There are two sides to every story, as the saying goes. This is not usually true in the real world, but legal disputes are not like the real world. There are two sides in a lawsuit, each telling a different story. A plaintiff alleging sexual harassment will tell a story about misconduct in the workplace. The defendant’s story might include a denial that those events actually happened. At Phillips & Associates, our attorneys’ concern is making certain that our clients’ stories have evidence behind them. Asserting a claim for sexual harassment without enough evidence could result in the dismissal of one’s claims. It could also lead to liability for defamation, although this is a difficult claim to prove. A New York City federal court recently dismissed a defamation lawsuit filed by a former hedge fund manager accused of sexual harassment. The lawsuit targeted an online publication, not any of his accusers, but it illustrates how these two areas of law often intersect.

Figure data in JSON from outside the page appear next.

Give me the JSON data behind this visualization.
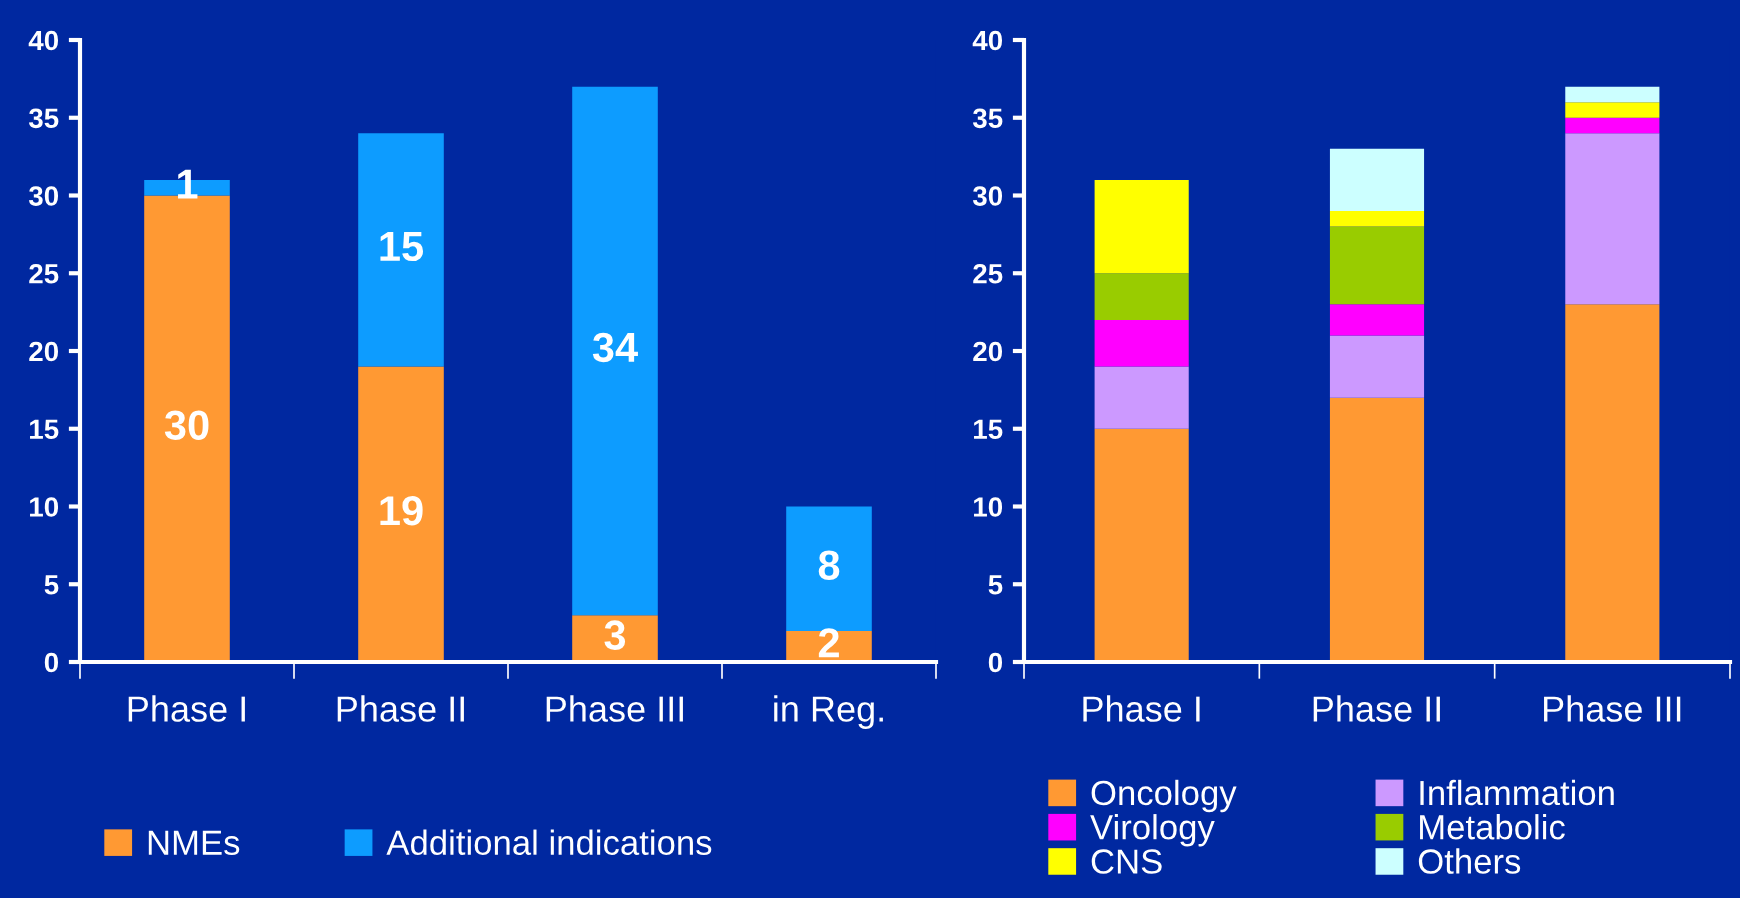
{
  "chart_data": [
    {
      "type": "bar",
      "stacked": true,
      "categories": [
        "Phase I",
        "Phase II",
        "Phase III",
        "in Reg."
      ],
      "ylim": [
        0,
        40
      ],
      "yticks": [
        0,
        5,
        10,
        15,
        20,
        25,
        30,
        35,
        40
      ],
      "grid": false,
      "legend": "bottom",
      "data_labels": true,
      "series": [
        {
          "name": "NMEs",
          "color": "#ff9933",
          "values": [
            30,
            19,
            3,
            2
          ]
        },
        {
          "name": "Additional indications",
          "color": "#0d9cff",
          "values": [
            1,
            15,
            34,
            8
          ]
        }
      ]
    },
    {
      "type": "bar",
      "stacked": true,
      "categories": [
        "Phase I",
        "Phase II",
        "Phase III"
      ],
      "ylim": [
        0,
        40
      ],
      "yticks": [
        0,
        5,
        10,
        15,
        20,
        25,
        30,
        35,
        40
      ],
      "grid": false,
      "legend": "bottom",
      "series": [
        {
          "name": "Oncology",
          "color": "#ff9933",
          "values": [
            15,
            17,
            23
          ]
        },
        {
          "name": "Inflammation",
          "color": "#cc99ff",
          "values": [
            4,
            4,
            11
          ]
        },
        {
          "name": "Virology",
          "color": "#ff00ff",
          "values": [
            3,
            2,
            1
          ]
        },
        {
          "name": "Metabolic",
          "color": "#99cc00",
          "values": [
            3,
            5,
            0
          ]
        },
        {
          "name": "CNS",
          "color": "#ffff00",
          "values": [
            6,
            1,
            1
          ]
        },
        {
          "name": "Others",
          "color": "#ccffff",
          "values": [
            0,
            4,
            1
          ]
        }
      ]
    }
  ]
}
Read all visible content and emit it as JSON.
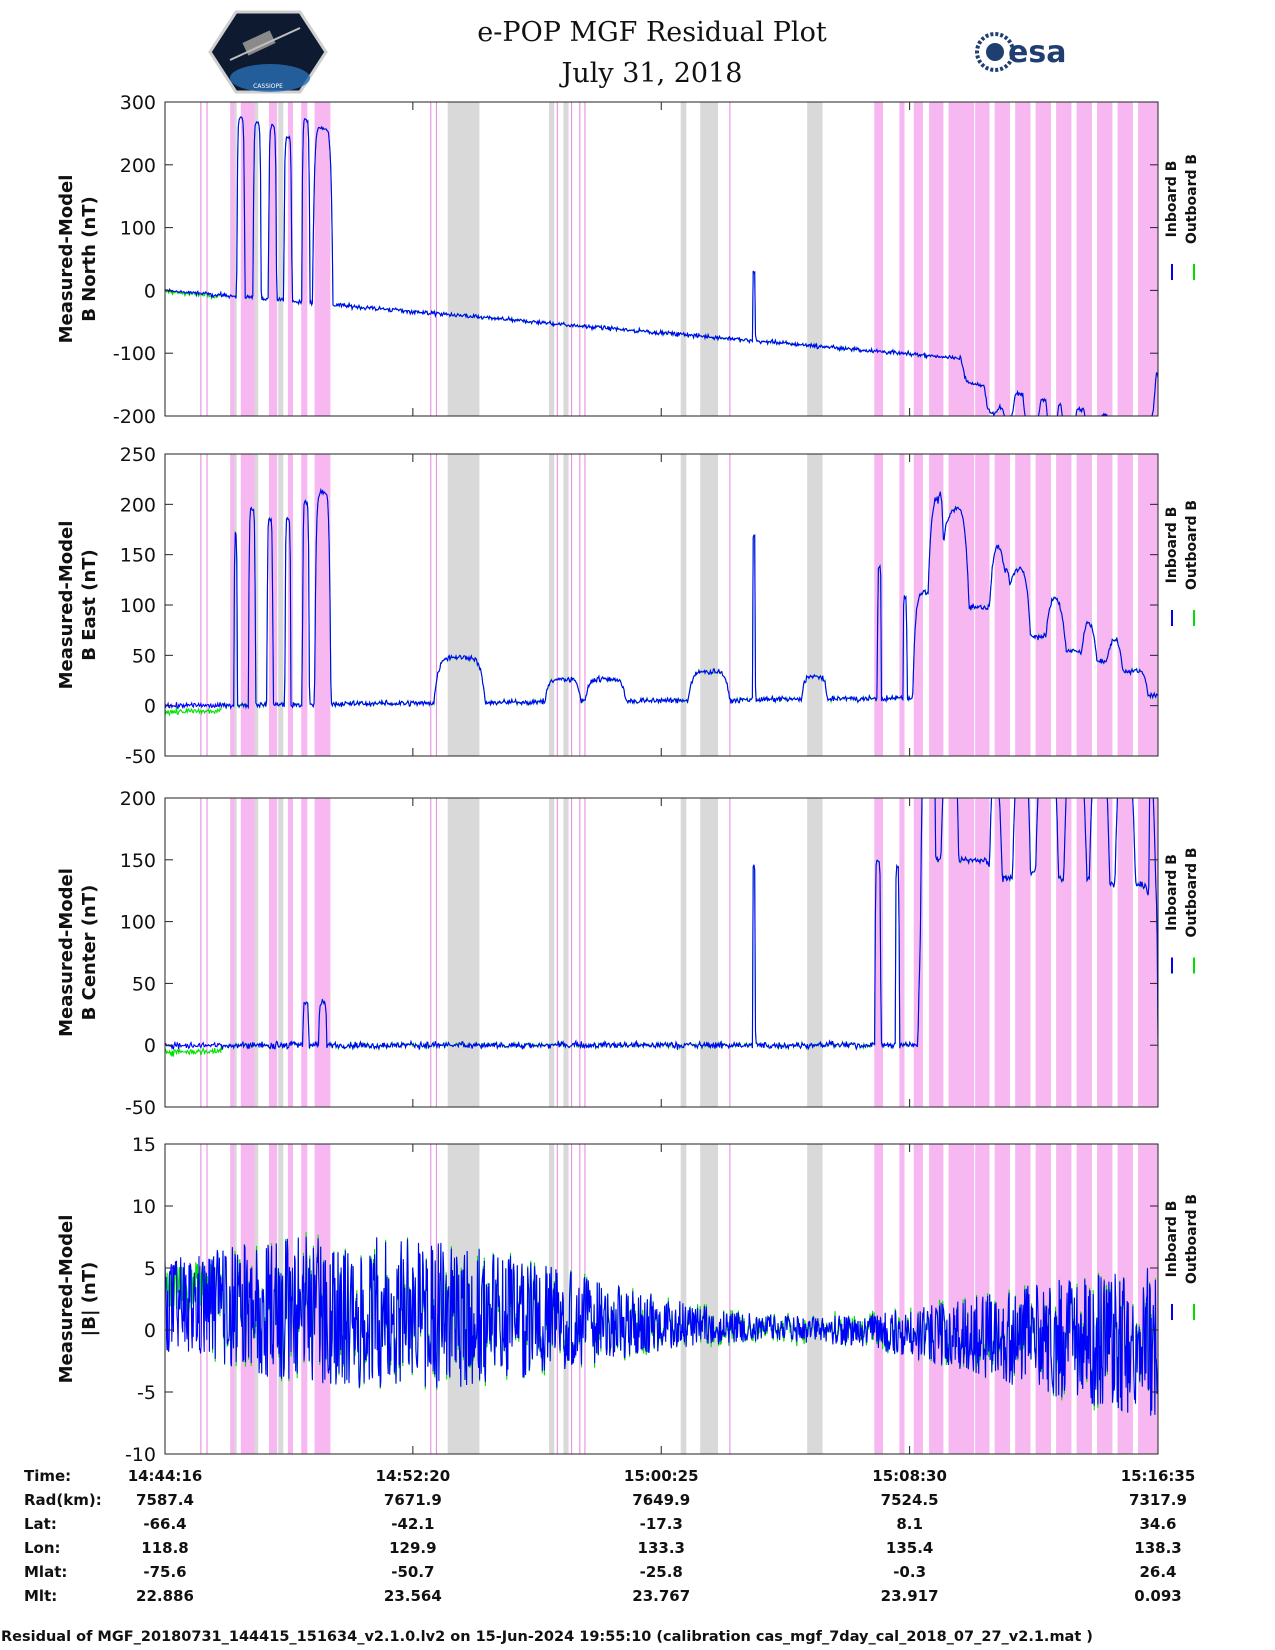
{
  "title_line1": "e-POP MGF Residual Plot",
  "title_line2": "July 31, 2018",
  "logos": {
    "mission": "CASSIOPE",
    "agency": "esa"
  },
  "colors": {
    "inboard": "#0000ff",
    "outboard": "#00e000",
    "shade_gray": "#d9d9d9",
    "shade_pink": "#f7b8f2",
    "pink_line": "#e884e0"
  },
  "chart_data": {
    "type": "line",
    "time_range_s": [
      0,
      1939
    ],
    "x_ticks_s": [
      0,
      484,
      969,
      1454,
      1939
    ],
    "shaded_intervals_s": {
      "gray": [
        [
          127,
          140
        ],
        [
          172,
          182
        ],
        [
          221,
          231
        ],
        [
          552,
          614
        ],
        [
          750,
          760
        ],
        [
          778,
          788
        ],
        [
          1007,
          1018
        ],
        [
          1045,
          1080
        ],
        [
          1254,
          1284
        ]
      ],
      "pink": [
        [
          128,
          136
        ],
        [
          148,
          175
        ],
        [
          203,
          219
        ],
        [
          240,
          250
        ],
        [
          266,
          278
        ],
        [
          292,
          323
        ],
        [
          1385,
          1402
        ],
        [
          1434,
          1444
        ],
        [
          1462,
          1480
        ],
        [
          1492,
          1520
        ],
        [
          1530,
          1580
        ],
        [
          1582,
          1610
        ],
        [
          1620,
          1650
        ],
        [
          1660,
          1690
        ],
        [
          1700,
          1730
        ],
        [
          1740,
          1770
        ],
        [
          1780,
          1810
        ],
        [
          1820,
          1850
        ],
        [
          1860,
          1890
        ],
        [
          1900,
          1939
        ]
      ],
      "pink_lines": [
        70,
        82,
        519,
        530,
        766,
        794,
        810,
        820,
        1103
      ]
    },
    "legend": [
      "Inboard B",
      "Outboard B"
    ],
    "panels": [
      {
        "ylabel": [
          "Measured-Model",
          "B North (nT)"
        ],
        "ylim": [
          -200,
          300
        ],
        "yticks": [
          -200,
          -100,
          0,
          100,
          200,
          300
        ],
        "mode": "spiky",
        "base_start": 0,
        "base_end": -135,
        "noise": 5,
        "start_offset": 2,
        "spikes": [
          [
            148,
            8,
            285
          ],
          [
            180,
            8,
            280
          ],
          [
            210,
            8,
            275
          ],
          [
            240,
            8,
            260
          ],
          [
            275,
            8,
            290
          ],
          [
            308,
            20,
            280
          ],
          [
            1150,
            3,
            110
          ],
          [
            1595,
            40,
            -40
          ],
          [
            1630,
            30,
            -45
          ],
          [
            1670,
            40,
            -50
          ],
          [
            1710,
            35,
            -55
          ],
          [
            1750,
            30,
            -60
          ],
          [
            1790,
            40,
            -65
          ],
          [
            1830,
            35,
            -70
          ],
          [
            1870,
            30,
            -75
          ],
          [
            1905,
            30,
            -80
          ]
        ]
      },
      {
        "ylabel": [
          "Measured-Model",
          "B East (nT)"
        ],
        "ylim": [
          -50,
          250
        ],
        "yticks": [
          -50,
          0,
          50,
          100,
          150,
          200,
          250
        ],
        "mode": "spiky",
        "base_start": 0,
        "base_end": 10,
        "noise": 4,
        "start_offset": 6,
        "spikes": [
          [
            138,
            3,
            170
          ],
          [
            170,
            7,
            195
          ],
          [
            205,
            6,
            185
          ],
          [
            240,
            6,
            185
          ],
          [
            275,
            7,
            200
          ],
          [
            308,
            16,
            210
          ],
          [
            575,
            50,
            45
          ],
          [
            777,
            35,
            22
          ],
          [
            860,
            40,
            22
          ],
          [
            1062,
            40,
            28
          ],
          [
            1150,
            3,
            165
          ],
          [
            1268,
            25,
            22
          ],
          [
            1395,
            4,
            130
          ],
          [
            1445,
            4,
            100
          ],
          [
            1490,
            30,
            105
          ],
          [
            1530,
            40,
            100
          ],
          [
            1580,
            70,
            90
          ],
          [
            1650,
            40,
            70
          ],
          [
            1700,
            60,
            60
          ],
          [
            1770,
            50,
            45
          ],
          [
            1830,
            40,
            35
          ],
          [
            1880,
            40,
            25
          ]
        ]
      },
      {
        "ylabel": [
          "Measured-Model",
          "B Center (nT)"
        ],
        "ylim": [
          -50,
          200
        ],
        "yticks": [
          -50,
          0,
          50,
          100,
          150,
          200
        ],
        "mode": "spiky",
        "base_start": 0,
        "base_end": 0,
        "noise": 4,
        "start_offset": 5,
        "spikes": [
          [
            275,
            6,
            35
          ],
          [
            308,
            8,
            35
          ],
          [
            1150,
            3,
            145
          ],
          [
            1392,
            6,
            150
          ],
          [
            1430,
            4,
            145
          ],
          [
            1490,
            15,
            120
          ],
          [
            1510,
            40,
            150
          ],
          [
            1575,
            60,
            150
          ],
          [
            1650,
            40,
            135
          ],
          [
            1700,
            45,
            140
          ],
          [
            1750,
            50,
            135
          ],
          [
            1800,
            45,
            135
          ],
          [
            1850,
            45,
            130
          ],
          [
            1895,
            40,
            130
          ],
          [
            1930,
            9,
            125
          ]
        ]
      },
      {
        "ylabel": [
          "Measured-Model",
          "|B| (nT)"
        ],
        "ylim": [
          -10,
          15
        ],
        "yticks": [
          -10,
          -5,
          0,
          5,
          10,
          15
        ],
        "mode": "noise",
        "base_start": 2,
        "base_end": -1,
        "noise": 4.2,
        "start_offset": 1.5,
        "spikes": []
      }
    ]
  },
  "table": {
    "row_labels": [
      "Time:",
      "Rad(km):",
      "Lat:",
      "Lon:",
      "Mlat:",
      "Mlt:"
    ],
    "columns": [
      [
        "14:44:16",
        "7587.4",
        "-66.4",
        "118.8",
        "-75.6",
        "22.886"
      ],
      [
        "14:52:20",
        "7671.9",
        "-42.1",
        "129.9",
        "-50.7",
        "23.564"
      ],
      [
        "15:00:25",
        "7649.9",
        "-17.3",
        "133.3",
        "-25.8",
        "23.767"
      ],
      [
        "15:08:30",
        "7524.5",
        "8.1",
        "135.4",
        "-0.3",
        "23.917"
      ],
      [
        "15:16:35",
        "7317.9",
        "34.6",
        "138.3",
        "26.4",
        "0.093"
      ]
    ]
  },
  "footer": "Residual of MGF_20180731_144415_151634_v2.1.0.lv2 on 15-Jun-2024 19:55:10 (calibration cas_mgf_7day_cal_2018_07_27_v2.1.mat )"
}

Employment statutes like the New York City Human Rights Law (NYCHRL) prohibit discrimination on the basis of sex, including sexual harassment. A sexual harassment complaint filed in court must include enough factual allegations to support a claim under the NYCHRL or another antidiscrimination law. The plaintiff will have the opportunity to tell their story as the case progresses, and the defendant will be able to present their version of events.
“Defamation” is a broad legal term that covers spoken false statements (slander) and written false statements (libel). Courts in the U.S. set a high bar for anyone alleging defamation. A defamation claim in New York requires proof, among other elements, that the statement in question was false and that it was made without any sort of legal privilege.